Broadcom released patches for a high-severity command injection security vulnerability – CVE-2026-22719 – affecting VMware Aria Operations. VMware Cloud Foundation and vSphere Foundation should be upgraded to version 9.0.2.0 or later, and Aria Operations to version 8.18.6 or later. [SecurityWeek]

Juniper Networks issued an out-of-band emergency patch for a remote code execution vulnerability – tracked as CVE-2026-21902 – in Junos OS Evolved for PTX series routers. It affects the anomaly detection framework and can grant an unauthenticated adversary with network access the ability to execute arbitrary code with root privileges.  [SecurityWeek, Juniper Networks]

The Fine Print

The Marquis Software Solutions v. SonicWall lawsuit, alleges gross negligence and misrepresentation that led to a ransomware attack disrupting operations at 74 U.S. financial institutions. This could set an important precedent for security vendor accountability and may reshape vendor contract requirements, especially in regulated industries like financial services and healthcare. [Bleeping Computer, CyberPress, PacerMonitor]

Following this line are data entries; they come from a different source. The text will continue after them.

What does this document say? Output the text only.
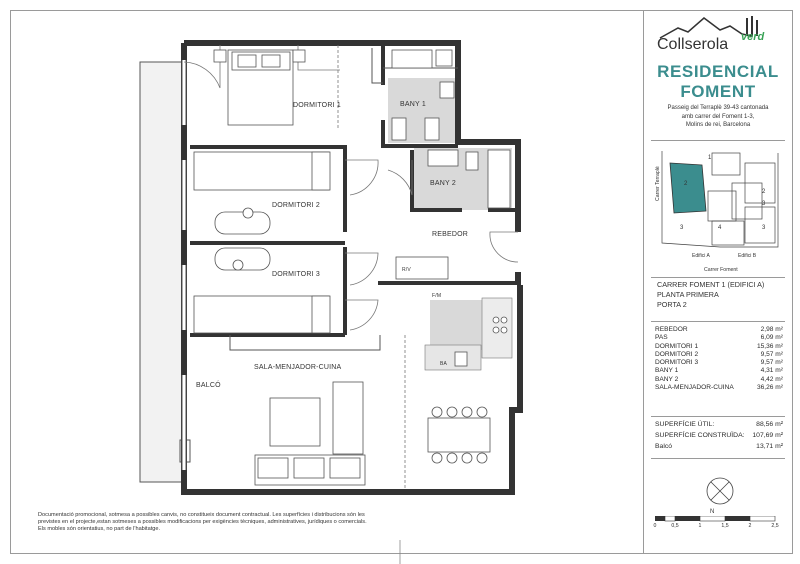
DORMITORI 1	BANY 1
BANY 2
DORMITORI 2
REBEDOR
DORMITORI 3
R/V
F/M
BA
SALA-MENJADOR-CUINA
BALCÓ
Documentació promocional, sotmesa a possibles canvis, no constitueix document contractual. Les superfícies i distribucions són les
previstes en el projecte,estan sotmeses a possibles modificacions per exigències tècniques, administratives, jurídiques o comercials.
Els mobles són orientatius, no part de l'habitatge.
Collserola verd
RESIDENCIAL
FOMENT
Passeig del Terraplè 39-43 cantonada
amb carrer del Foment 1-3,
Molins de rei, Barcelona
Carrer Terraplè
1
2
3	4	3
2
3
Edifici A	Edifici B
Carrer Foment
CARRER FOMENT 1 (EDIFICI A)
PLANTA PRIMERA
PORTA 2
REBEDOR	2,98 m²
PAS	6,09 m²
DORMITORI 1	15,36 m²
DORMITORI 2	9,57 m²
DORMITORI 3	9,57 m²
BANY 1	4,31 m²
BANY 2	4,42 m²
SALA-MENJADOR-CUINA	36,26 m²
SUPERFÍCIE ÚTIL:	88,56 m²
SUPERFÍCIE CONSTRUÏDA: 107,69 m²
Balcó	13,71 m²
N
0	0,5	1	1,5	2	2,5
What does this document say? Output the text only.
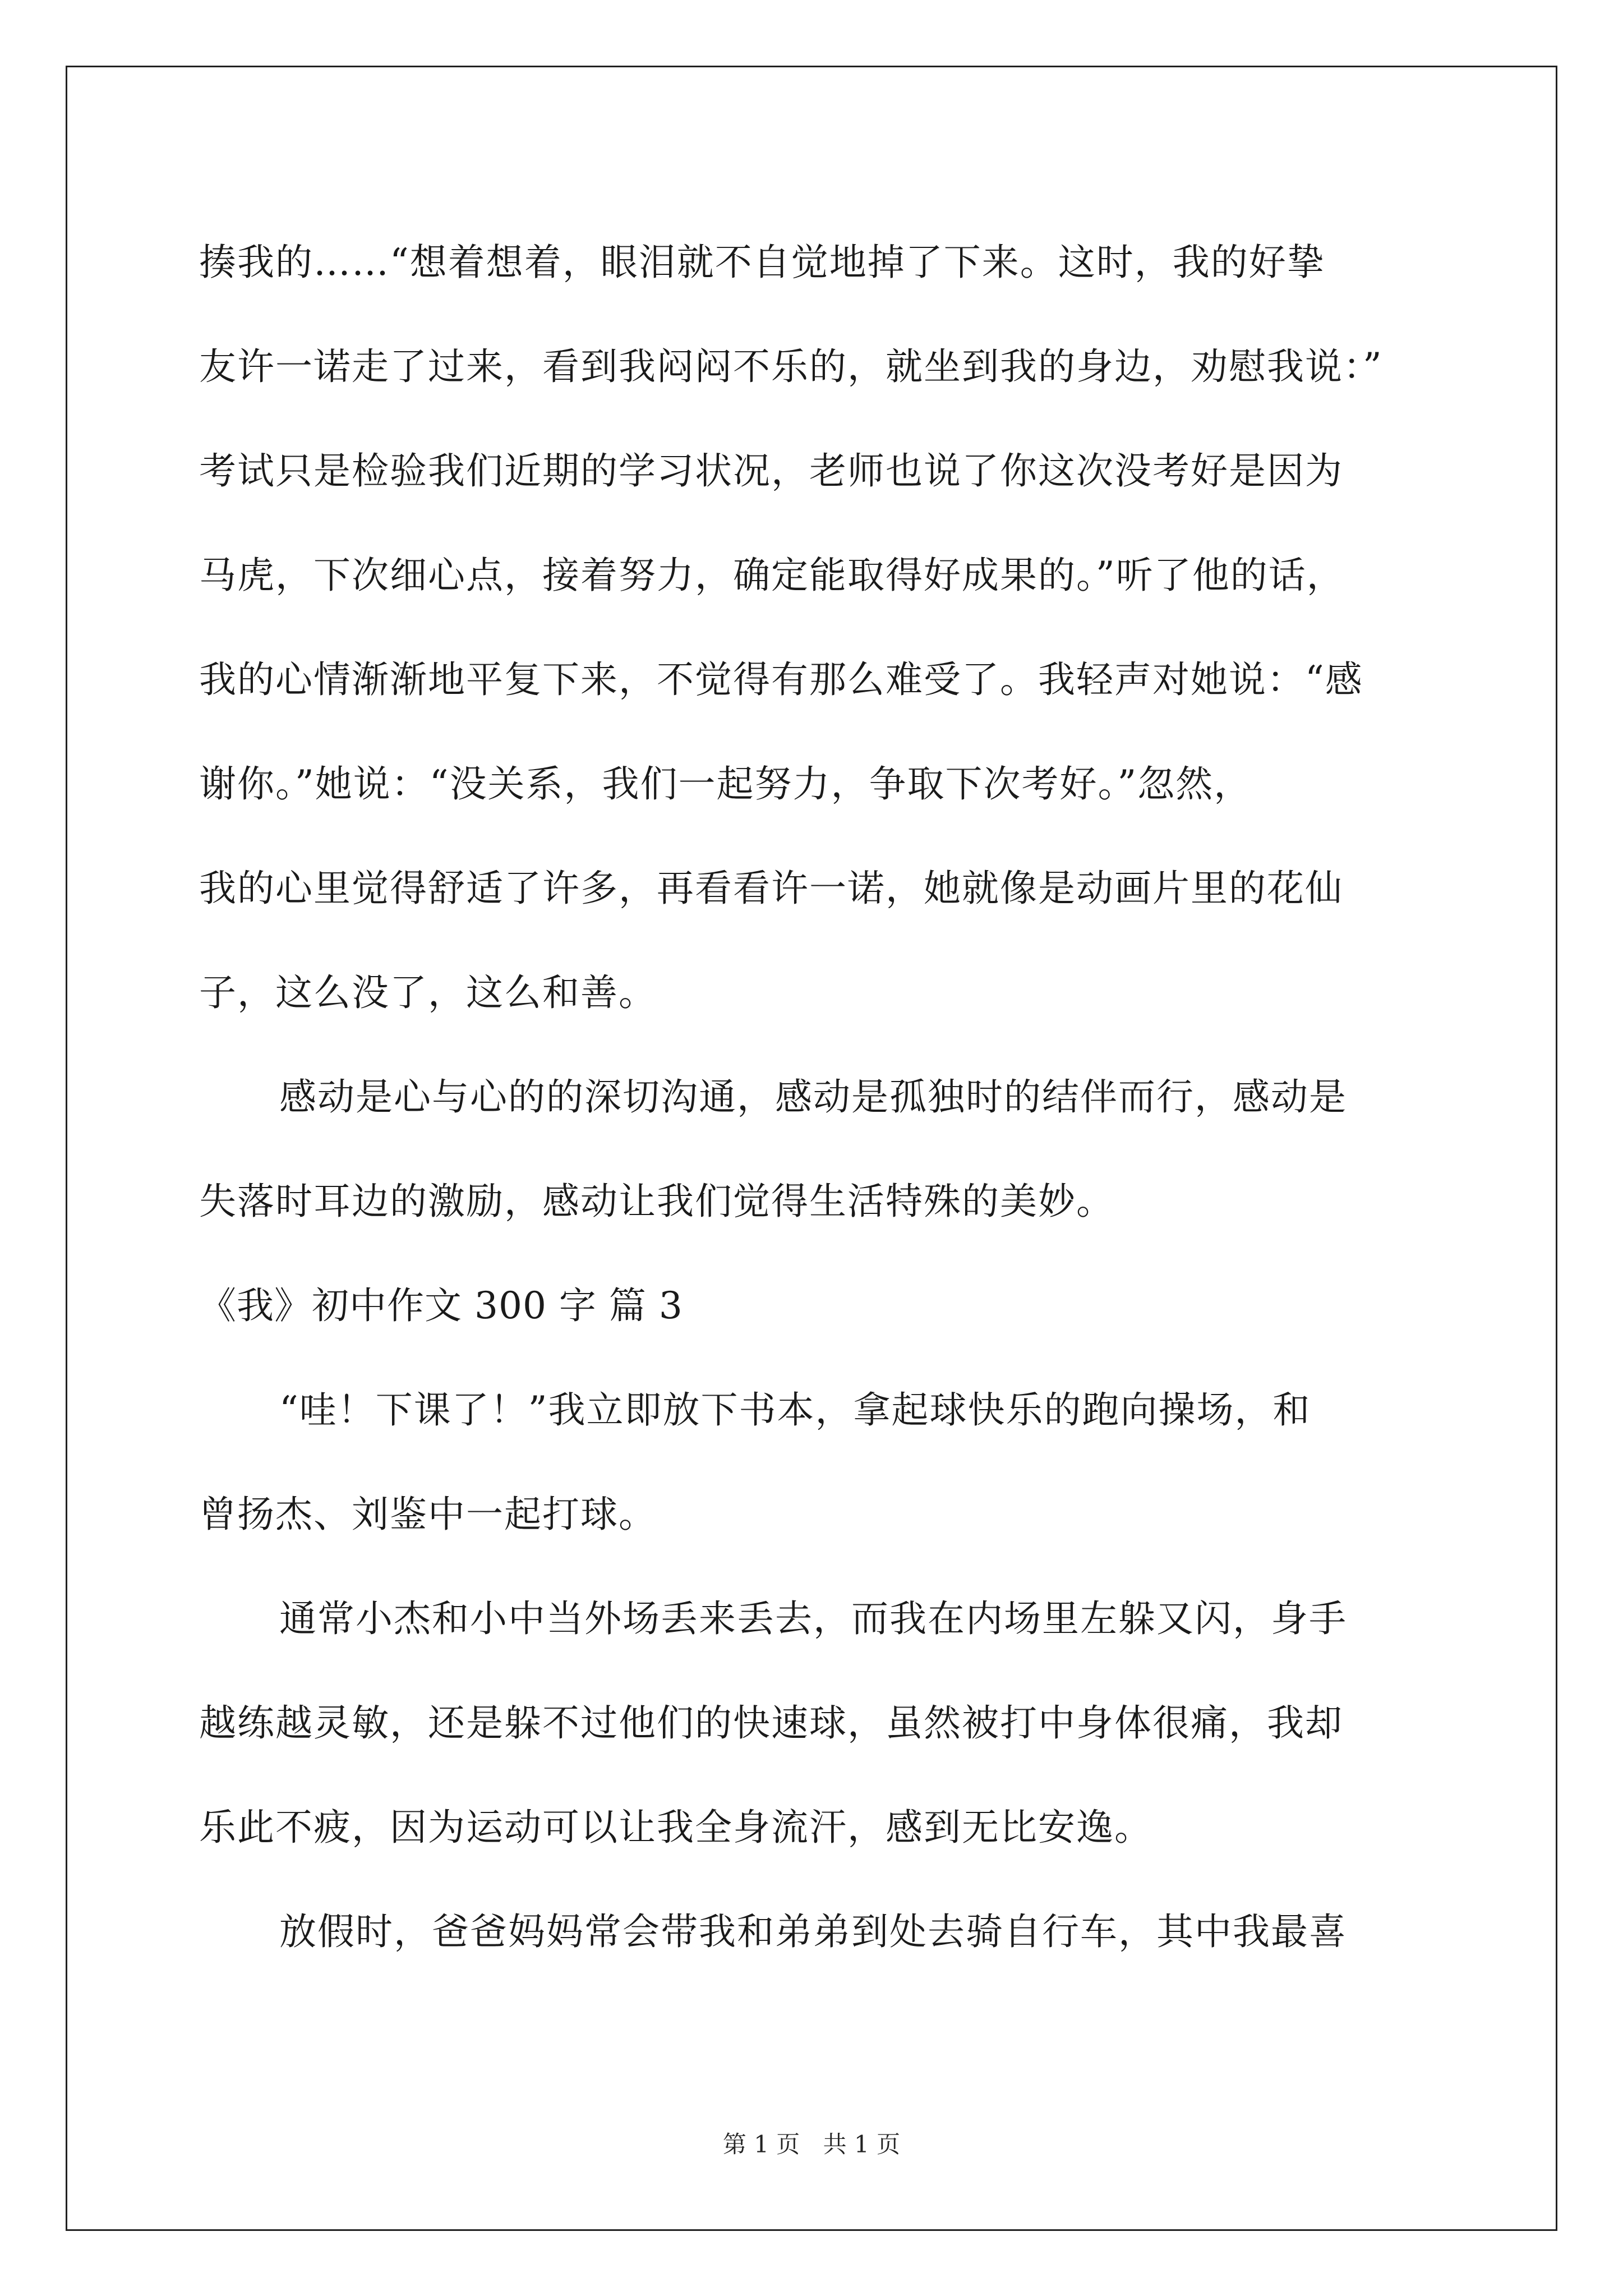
揍我的……“想着想着，眼泪就不自觉地掉了下来。这时，我的好挚
友许一诺走了过来，看到我闷闷不乐的，就坐到我的身边，劝慰我说：”
考试只是检验我们近期的学习状况，老师也说了你这次没考好是因为
马虎，下次细心点，接着努力，确定能取得好成果的。”听了他的话，
我的心情渐渐地平复下来，不觉得有那么难受了。我轻声对她说：“感
谢你。”她说：“没关系，我们一起努力，争取下次考好。”忽然，
我的心里觉得舒适了许多，再看看许一诺，她就像是动画片里的花仙
子，这么没了，这么和善。
感动是心与心的的深切沟通，感动是孤独时的结伴而行，感动是
失落时耳边的激励，感动让我们觉得生活特殊的美妙。
《我》初中作文 300 字 篇 3
“哇！下课了！”我立即放下书本，拿起球快乐的跑向操场，和
曾扬杰、刘鉴中一起打球。
通常小杰和小中当外场丢来丢去，而我在内场里左躲又闪，身手
越练越灵敏，还是躲不过他们的快速球，虽然被打中身体很痛，我却
乐此不疲，因为运动可以让我全身流汗，感到无比安逸。
放假时，爸爸妈妈常会带我和弟弟到处去骑自行车，其中我最喜
第 1 页 共 1 页
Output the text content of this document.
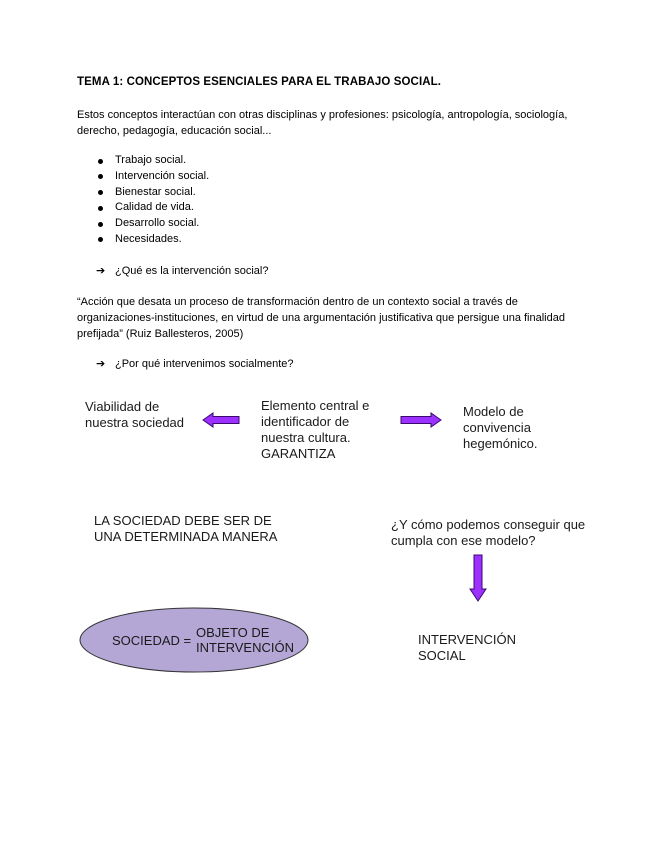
TEMA 1: CONCEPTOS ESENCIALES PARA EL TRABAJO SOCIAL.
Estos conceptos interactúan con otras disciplinas y profesiones: psicología, antropología, sociología, derecho, pedagogía, educación social...
Trabajo social.
Intervención social.
Bienestar social.
Calidad de vida.
Desarrollo social.
Necesidades.
➔ ¿Qué es la intervención social?
“Acción que desata un proceso de transformación dentro de un contexto social a través de organizaciones-instituciones, en virtud de una argumentación justificativa que persigue una finalidad prefijada” (Ruiz Ballesteros, 2005)
➔ ¿Por qué intervenimos socialmente?
Viabilidad de nuestra sociedad
Elemento central e identificador de nuestra cultura. GARANTIZA
Modelo de convivencia hegemónico.
LA SOCIEDAD DEBE SER DE UNA DETERMINADA MANERA
¿Y cómo podemos conseguir que cumpla con ese modelo?
SOCIEDAD =
OBJETO DE INTERVENCIÓN
INTERVENCIÓN SOCIAL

The EU Cyber Resilience Act (CRA) – a regulation setting mandatory cyber security requirements for hardware and software makers that are placing a product on the European market – vulnerability reporting requirements take effect on September 11, 2026 with all obligations going into full effect by December 11, 2027. [ORC, VinciWorks, EU Commission]

State-specific comprehensive consumer privacy statutes expand to cover 20 states in the USA – with Kentucky, Rhode Island, and Indiana newly joining the list as of January 1, 2026 – while the Federal Trade Commission (FTC) issued a COPPA enforcement policy statement to incentivize responsible age-verification practices and signaled a COPPA Rule review regarding age verification mechanisms. [White & Case, Multistate]

The Bottom Line

The widening gap between AI adoption and AI governance, the shift toward blockchain-based C2 infrastructure, and supply chain attacks targeting both vendor partnerships and developer ecosystems all point to an attack surface expanding faster than most organizations can govern it. Meanwhile, shifting legal and regulatory landscape signal that the legal and regulatory consequences of falling behind may have tangible impact on the organizations.